Table 5.

Hazard ratios for the primary outcomes based on the 2 average measurements of the mean 24-hour urinary sodium and protein excretion

Models	24-hour urine protein and sodium excretion category
	Proteinuria <0.5 g/d Urine sodium <3.4 g/d		Proteinuria <0.5 g/d Urine sodium ≥3.4 g/d		Proteinuria ≥0.5 g/d Urine sodium <3.4 g/d		Proteinuria ≥0.5 g/d Urine sodium ≥3.4 g/d
	HR (95% CI)	P value	HR (95% CI)	P value	HR (95% CI)	P value	HR (95% CI)	P value
Sensitivity Analysisa
Model 1	Reference		0.58 (0.17–1.99)	0.386	6.77 (2.84–16.13)	<0.001	10.47 (4.26–25.70)	<0.001
Model 2	Reference		0.84 (0.23–3.03)	0.784	4.95 (2.10–11.66)	<0.001	12.51 (4.89–32.00)	<0.001
Model 3	Reference		0.72 (0.20–2.55)	0.606	4.77 (2.00–11.38)	<0.001	12.60 (4.91–32.34)	<0.001

BMI, body mass index; CCB, calcium channel blocker; CCI, charlson comorbidity index; CI, confidence interval; CKD, chronic kidney disease; DPI, dietary protein intake; eGFR, estimated glomerular filtration rate; HR, hazard ratio; RAAS, renin-angiotensin-aldosterone system.

Model 1: age, sex, BMI, smoking history, primary renal disease, CCI, DPI, and hospital center.

Model 2: model 1 plus systolic blood pressure and laboratory parameters, including hemoglobin, phosphate, eGFR, albumin, total cholesterol, natural log of average 24-hour urine potassium, and natural log of average 24-hour urine creatinine.

Model 3: model 2 plus medications, including RAAS blockers, CCB, and diuretics.

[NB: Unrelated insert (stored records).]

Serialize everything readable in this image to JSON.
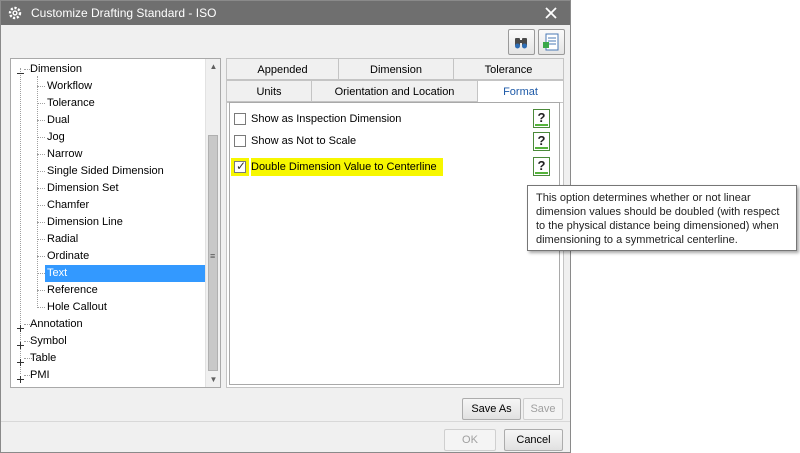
{
  "window": {
    "title": "Customize Drafting Standard - ISO"
  },
  "toolbar": {
    "icons": [
      "binoculars-icon",
      "settings-sheet-icon"
    ]
  },
  "tree": {
    "items": [
      {
        "label": "Dimension",
        "level": 0,
        "expander": "−"
      },
      {
        "label": "Workflow",
        "level": 1
      },
      {
        "label": "Tolerance",
        "level": 1
      },
      {
        "label": "Dual",
        "level": 1
      },
      {
        "label": "Jog",
        "level": 1
      },
      {
        "label": "Narrow",
        "level": 1
      },
      {
        "label": "Single Sided Dimension",
        "level": 1
      },
      {
        "label": "Dimension Set",
        "level": 1
      },
      {
        "label": "Chamfer",
        "level": 1
      },
      {
        "label": "Dimension Line",
        "level": 1
      },
      {
        "label": "Radial",
        "level": 1
      },
      {
        "label": "Ordinate",
        "level": 1
      },
      {
        "label": "Text",
        "level": 1,
        "selected": true
      },
      {
        "label": "Reference",
        "level": 1
      },
      {
        "label": "Hole Callout",
        "level": 1
      },
      {
        "label": "Annotation",
        "level": 0,
        "expander": "+"
      },
      {
        "label": "Symbol",
        "level": 0,
        "expander": "+"
      },
      {
        "label": "Table",
        "level": 0,
        "expander": "+"
      },
      {
        "label": "PMI",
        "level": 0,
        "expander": "+"
      }
    ],
    "scroll_up": "▲",
    "scroll_down": "▼",
    "scroll_grip": "≡"
  },
  "tabs": {
    "row1": [
      "Appended",
      "Dimension",
      "Tolerance"
    ],
    "row2": [
      "Units",
      "Orientation and Location",
      "Format"
    ],
    "active": "Format"
  },
  "options": [
    {
      "label": "Show as Inspection Dimension",
      "checked": false
    },
    {
      "label": "Show as Not to Scale",
      "checked": false
    },
    {
      "label": "Double Dimension Value to Centerline",
      "checked": true,
      "highlighted": true
    }
  ],
  "help_glyph": "?",
  "check_glyph": "✓",
  "tooltip": {
    "text": "This option determines whether or not linear dimension values should be doubled (with respect to the physical distance being dimensioned) when dimensioning to a symmetrical centerline."
  },
  "buttons": {
    "save_as": "Save As",
    "save": "Save",
    "ok": "OK",
    "cancel": "Cancel"
  },
  "colors": {
    "titlebar": "#6f6f6f",
    "selection": "#3399ff",
    "highlight": "#f7f700",
    "active_tab_text": "#1e5aa8"
  }
}
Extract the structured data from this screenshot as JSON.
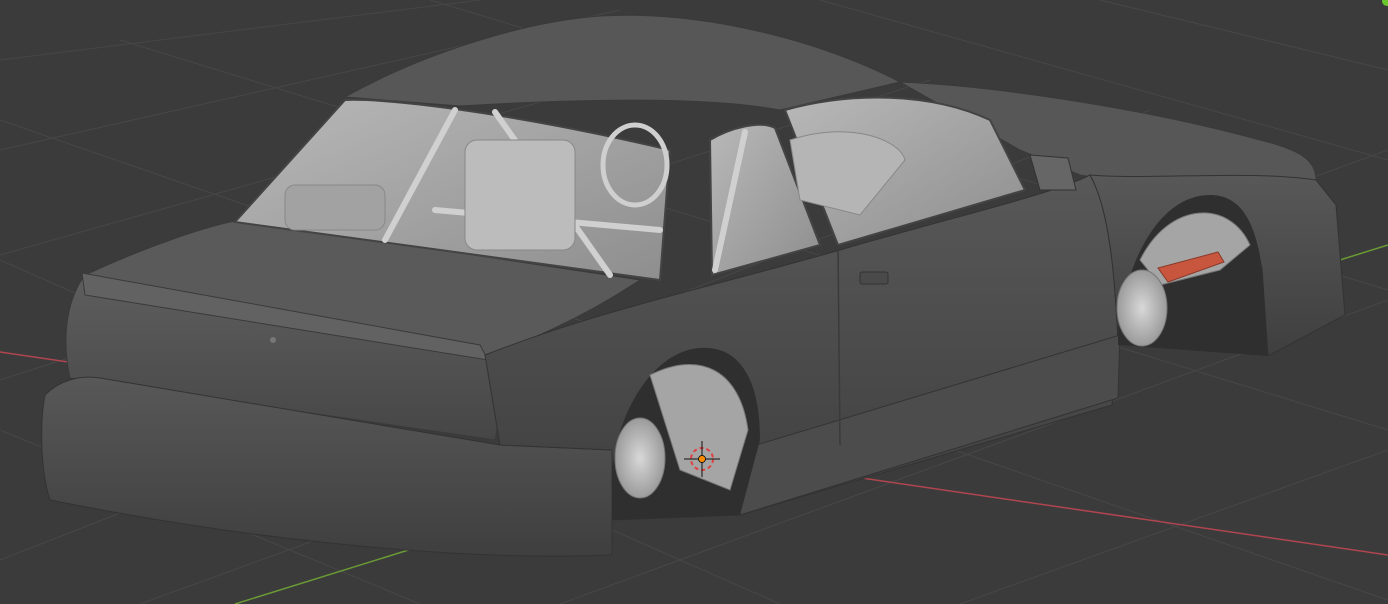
{
  "viewport": {
    "background": "#3b3b3b",
    "grid_color": "#474747",
    "x_axis_color": "#b0454f",
    "y_axis_color": "#6a9a35"
  },
  "object": {
    "body_color": "#555555",
    "interior_color": "#a9a9a9",
    "wheel_color": "#bdbdbd",
    "accent_color": "#c8563f"
  },
  "gizmo": {
    "origin_color": "#ff8a00",
    "cursor_ring_color": "#e04040"
  },
  "corner_indicator": {
    "color": "#6ac82c"
  }
}
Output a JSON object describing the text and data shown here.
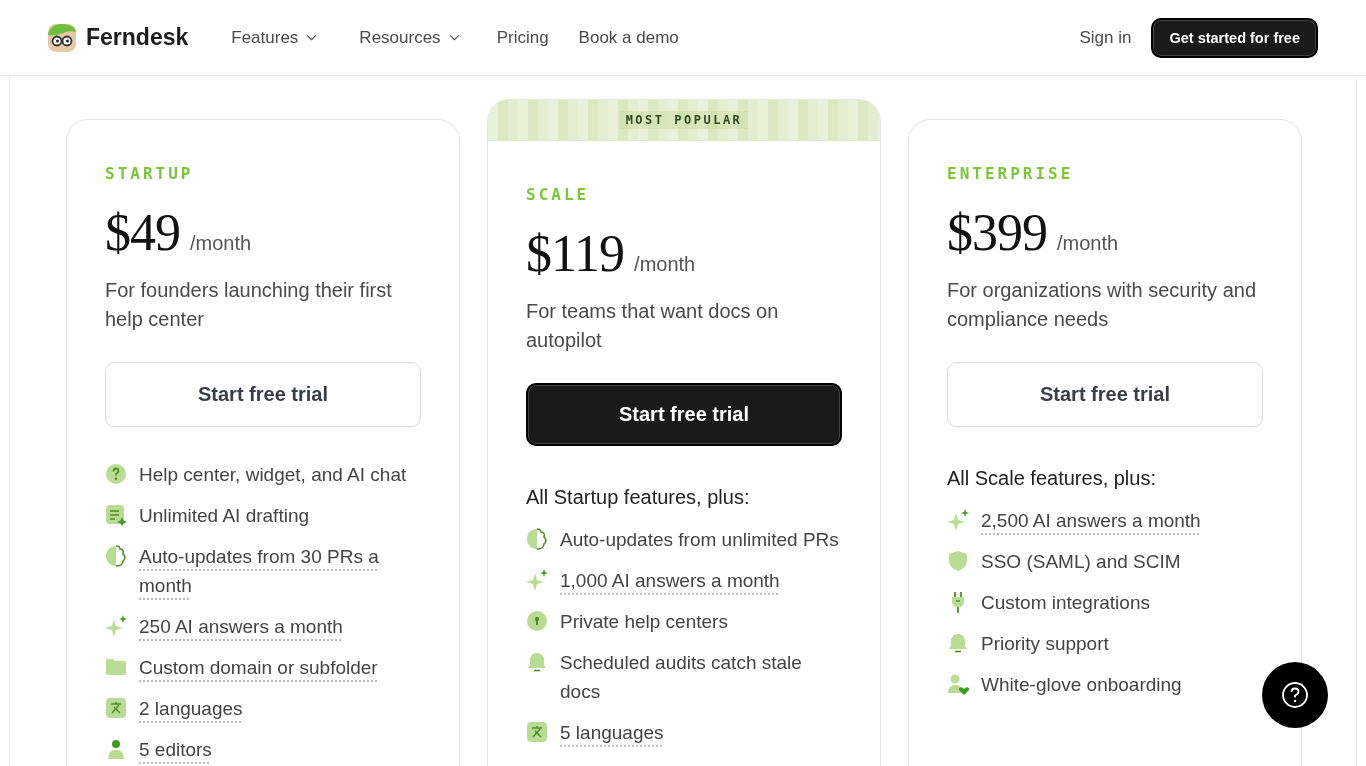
{
  "header": {
    "brand": "Ferndesk",
    "nav": [
      {
        "label": "Features",
        "dropdown": true
      },
      {
        "label": "Resources",
        "dropdown": true
      },
      {
        "label": "Pricing",
        "dropdown": false
      },
      {
        "label": "Book a demo",
        "dropdown": false
      }
    ],
    "sign_in": "Sign in",
    "cta": "Get started for free"
  },
  "plans": [
    {
      "name": "STARTUP",
      "popular": false,
      "price": "$49",
      "period": "/month",
      "description": "For founders launching their first help center",
      "button": "Start free trial",
      "features": [
        {
          "kind": "question",
          "text": "Help center, widget, and AI chat",
          "underlined": false
        },
        {
          "kind": "draft",
          "text": "Unlimited AI drafting",
          "underlined": false
        },
        {
          "kind": "brain",
          "text": "Auto-updates from 30 PRs a month",
          "underlined": true
        },
        {
          "kind": "sparkle",
          "text": "250 AI answers a month",
          "underlined": true
        },
        {
          "kind": "folder",
          "text": "Custom domain or subfolder",
          "underlined": true
        },
        {
          "kind": "translate",
          "text": "2 languages",
          "underlined": true
        },
        {
          "kind": "person",
          "text": "5 editors",
          "underlined": true
        }
      ]
    },
    {
      "name": "SCALE",
      "popular": true,
      "badge": "MOST POPULAR",
      "price": "$119",
      "period": "/month",
      "description": "For teams that want docs on autopilot",
      "button": "Start free trial",
      "heading": "All Startup features, plus:",
      "features": [
        {
          "kind": "brain",
          "text": "Auto-updates from unlimited PRs",
          "underlined": false
        },
        {
          "kind": "sparkle",
          "text": "1,000 AI answers a month",
          "underlined": true
        },
        {
          "kind": "lock",
          "text": "Private help centers",
          "underlined": false
        },
        {
          "kind": "bell",
          "text": "Scheduled audits catch stale docs",
          "underlined": false
        },
        {
          "kind": "translate",
          "text": "5 languages",
          "underlined": true
        }
      ]
    },
    {
      "name": "ENTERPRISE",
      "popular": false,
      "price": "$399",
      "period": "/month",
      "description": "For organizations with security and compliance needs",
      "button": "Start free trial",
      "heading": "All Scale features, plus:",
      "features": [
        {
          "kind": "sparkle",
          "text": "2,500 AI answers a month",
          "underlined": true
        },
        {
          "kind": "shield",
          "text": "SSO (SAML) and SCIM",
          "underlined": false
        },
        {
          "kind": "plug",
          "text": "Custom integrations",
          "underlined": false
        },
        {
          "kind": "bell",
          "text": "Priority support",
          "underlined": false
        },
        {
          "kind": "person-heart",
          "text": "White-glove onboarding",
          "underlined": false
        }
      ]
    }
  ]
}
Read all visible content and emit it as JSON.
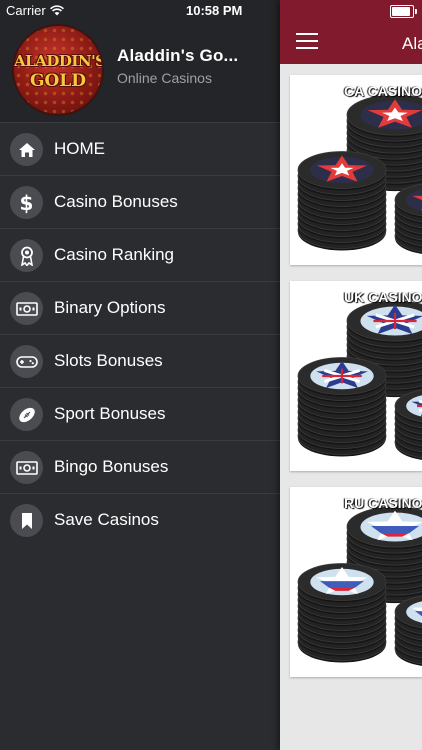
{
  "status": {
    "carrier": "Carrier",
    "time": "10:58 PM",
    "battery_level": 0.95
  },
  "drawer": {
    "app_name": "Aladdin's Go...",
    "app_subtitle": "Online Casinos",
    "logo": {
      "line1": "ALADDIN'S",
      "line2": "GOLD"
    },
    "menu": [
      {
        "label": "HOME",
        "icon": "home-icon"
      },
      {
        "label": "Casino Bonuses",
        "icon": "dollar-icon"
      },
      {
        "label": "Casino Ranking",
        "icon": "ribbon-award-icon"
      },
      {
        "label": "Binary Options",
        "icon": "banknote-icon"
      },
      {
        "label": "Slots Bonuses",
        "icon": "gamepad-icon"
      },
      {
        "label": "Sport Bonuses",
        "icon": "football-icon"
      },
      {
        "label": "Bingo Bonuses",
        "icon": "banknote-icon"
      },
      {
        "label": "Save Casinos",
        "icon": "bookmark-icon"
      }
    ]
  },
  "main": {
    "title": "Aladdin's Gold",
    "cards": [
      {
        "title": "CA CASINOS",
        "flag": "canada"
      },
      {
        "title": "UK CASINOS",
        "flag": "uk"
      },
      {
        "title": "RU CASINOS",
        "flag": "russia"
      }
    ]
  },
  "colors": {
    "navbar": "#821a2e",
    "drawer_bg": "#2a2c30",
    "icon_circle": "#4a4c52"
  }
}
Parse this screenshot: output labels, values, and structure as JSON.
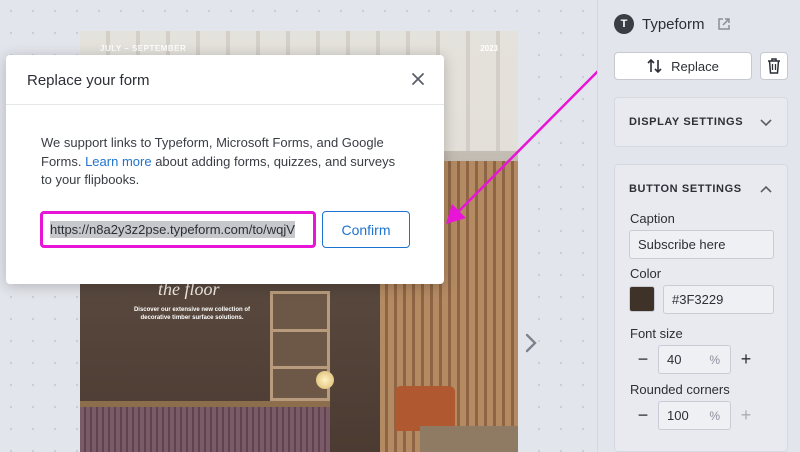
{
  "flipbook": {
    "date_range": "JULY – SEPTEMBER",
    "year": "2023",
    "heading": "the floor",
    "subtext": "Discover our extensive new collection of decorative timber surface solutions."
  },
  "modal": {
    "title": "Replace your form",
    "description_before": "We support links to Typeform, Microsoft Forms, and Google Forms.",
    "learn_more_link": "Learn more",
    "description_after": "about adding forms, quizzes, and surveys to your flipbooks.",
    "url_value": "https://n8a2y3z2pse.typeform.com/to/wqjV",
    "confirm_label": "Confirm"
  },
  "sidebar": {
    "source_initial": "T",
    "source_name": "Typeform",
    "replace_label": "Replace",
    "display_settings_title": "DISPLAY SETTINGS",
    "button_settings_title": "BUTTON SETTINGS",
    "caption_label": "Caption",
    "caption_value": "Subscribe here",
    "color_label": "Color",
    "color_value": "#3F3229",
    "font_size_label": "Font size",
    "font_size_value": "40",
    "font_size_unit": "%",
    "rounded_corners_label": "Rounded corners",
    "rounded_corners_value": "100",
    "rounded_corners_unit": "%"
  },
  "colors": {
    "accent": "#1f73d0",
    "highlight": "#e815d6",
    "swatch": "#3F3229"
  }
}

The primary outcome was defined as CKD progression, which was defined as the first occurrence of a 50% decline in eGFR from the baseline value, or the onset of kidney failure with replacement therapy, and the analysis was performed using a cause-specific model by censoring the death event that occurred before reaching the kidney outcome.

^aSensitivity analysis: Mean urine sodium excretion was calculated using the average urine sodium excretion at baseline and 3 years later.